Remembering Every Night
Original Title: Subete no Yoru wo Omoidasu
JAPAN | 2022 | Drama | 116min
Director: Yui Kiyohara
Screenplay: Yui Kiyohara
Cinematography: Yukiko Iioka
Editing: Azusa Yamazaki
Music: Jon no son
Sound Design: Young Chang Hwang
Production Design: Shinpei Inoue
Costumes: Kei Taguchi
Make-Up: Rie Ooya
Assistant Director: Satoshi Noboriyama
Production Manager: Atsuko Senda
Producer: Mayumi Amano
Starring: Kumi Hyodo, Minami Ohba, Ai Mikami, Guama Uchida, Tadashi Okuno, Shintaro Yuya, Mizuho Nojima
PFF PARTNERS (Pia/HoriPro Inc./NIKKATSU) /PFF General Incorporated Association
A story of three women, weaved in the "Tama New Town" suburbs of Tokyo, opened in 1971 as the country's largest-ever residential housing project. One person's precious memory resonates through one day in the life of another.
73rd Berlinale Forum Section
Pia Film Festival (PFF) 2022
“Over two years ago, in the early days of the COVID-19 pandemic when the first state of emergency declaration was enacted, I lived life at home for the most part. When I did venture out, I didn’t use trains and instead rode my bicycle everywhere. A visit to a friend that was normally a 10-minute train ride now took closer to an hour. But it wasn’t only a matter of extended time—I also experienced completely new scenery along the way. This distance brought about various emotions, feeling unable to meet a person who’s too far away, or the sense of separation even if you do meet them. Spending my days wondering about the lengths I had to travel to meet someone inspired the idea for this film.”
The above paragraph was written as the opening thoughts of the statement for my previous film project, which was supposed to be shot last year. Due to various circumstances, filming was postponed, but the sentiments were incorporated in the fresh start of Remembering Every Night. My experience of “distance” took on a new form as the basis of this film, so I felt the text was worth quoting here.

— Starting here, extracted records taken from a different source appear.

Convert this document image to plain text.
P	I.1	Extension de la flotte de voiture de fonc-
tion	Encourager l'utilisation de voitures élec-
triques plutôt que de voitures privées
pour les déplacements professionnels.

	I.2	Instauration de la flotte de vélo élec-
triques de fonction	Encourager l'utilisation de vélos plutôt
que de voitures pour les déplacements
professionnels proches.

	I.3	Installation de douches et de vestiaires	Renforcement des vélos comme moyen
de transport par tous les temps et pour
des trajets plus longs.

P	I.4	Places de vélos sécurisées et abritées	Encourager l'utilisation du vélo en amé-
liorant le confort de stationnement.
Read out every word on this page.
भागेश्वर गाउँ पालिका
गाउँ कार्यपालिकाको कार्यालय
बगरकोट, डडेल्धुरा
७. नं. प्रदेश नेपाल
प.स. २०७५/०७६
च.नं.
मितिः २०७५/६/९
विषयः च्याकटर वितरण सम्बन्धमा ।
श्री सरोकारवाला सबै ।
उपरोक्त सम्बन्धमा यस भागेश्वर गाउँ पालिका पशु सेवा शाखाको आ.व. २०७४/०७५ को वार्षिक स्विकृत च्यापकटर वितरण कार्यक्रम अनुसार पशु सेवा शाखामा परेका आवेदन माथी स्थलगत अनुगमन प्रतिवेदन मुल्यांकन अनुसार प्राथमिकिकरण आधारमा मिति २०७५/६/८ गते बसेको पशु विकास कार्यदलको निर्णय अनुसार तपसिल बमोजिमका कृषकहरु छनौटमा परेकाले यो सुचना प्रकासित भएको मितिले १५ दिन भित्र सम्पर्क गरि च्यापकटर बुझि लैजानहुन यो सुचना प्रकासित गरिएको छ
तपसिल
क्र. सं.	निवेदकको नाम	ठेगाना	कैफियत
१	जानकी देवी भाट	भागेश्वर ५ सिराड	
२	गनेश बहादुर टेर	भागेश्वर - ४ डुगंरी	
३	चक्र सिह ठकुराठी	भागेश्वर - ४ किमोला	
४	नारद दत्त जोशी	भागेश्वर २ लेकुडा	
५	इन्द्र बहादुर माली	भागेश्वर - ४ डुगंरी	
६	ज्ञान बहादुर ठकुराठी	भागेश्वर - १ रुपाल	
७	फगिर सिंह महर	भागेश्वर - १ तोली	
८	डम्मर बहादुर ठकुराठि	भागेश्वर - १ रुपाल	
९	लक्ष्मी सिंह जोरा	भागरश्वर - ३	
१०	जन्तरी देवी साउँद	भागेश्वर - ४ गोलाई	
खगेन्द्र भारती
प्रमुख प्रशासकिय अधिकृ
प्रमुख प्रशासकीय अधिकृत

The protagonists of Remembering Every Night are three women in different stages of their lives—their 20s, 30s, and 40s. They live in a satellite city of Tokyo known as Tama New Town. Unlike the women of the past, the three protagonists are not aiming to build the community in solidarity. They’re each burdened with their own worries and feelings of isolation. Throughout the day they run into some people by chance, wait for others, and aren’t able to meet the ones they wanted to. Although they live in close proximity, they do not know each other. However, they recognize each other’s movements through the district, and the vestiges of their accumulated time spent leads to small transformations. I wondered if I could make a film where the fragments of the three women’s days resonate with each other.
To the outside world the three women may seem isolated, but by walking, encountering others and reflecting on the things important to themselves, they contemplate the distances that separate them and what lies between. While walking itself may not decrease these distances, they may become conscious of them for the first time. Against the backdrop of the town’s repetitive terrain, where these women struggle to move forward in their lives, I desire to see what new views and emotions are born.
KIYOHARA Yui was born in Tokyo in 1992. Our House, her feature debut, won the Grand Prize at the Pia Film Festival in 2017 and internationally premiered at the 68th Berlin International Film Festival in the Forum section. It went to the 18th Curitiba International Film Festival and won the Grand prix. It also won the best director of the 2018 Asian New Talent Award in Shanghai.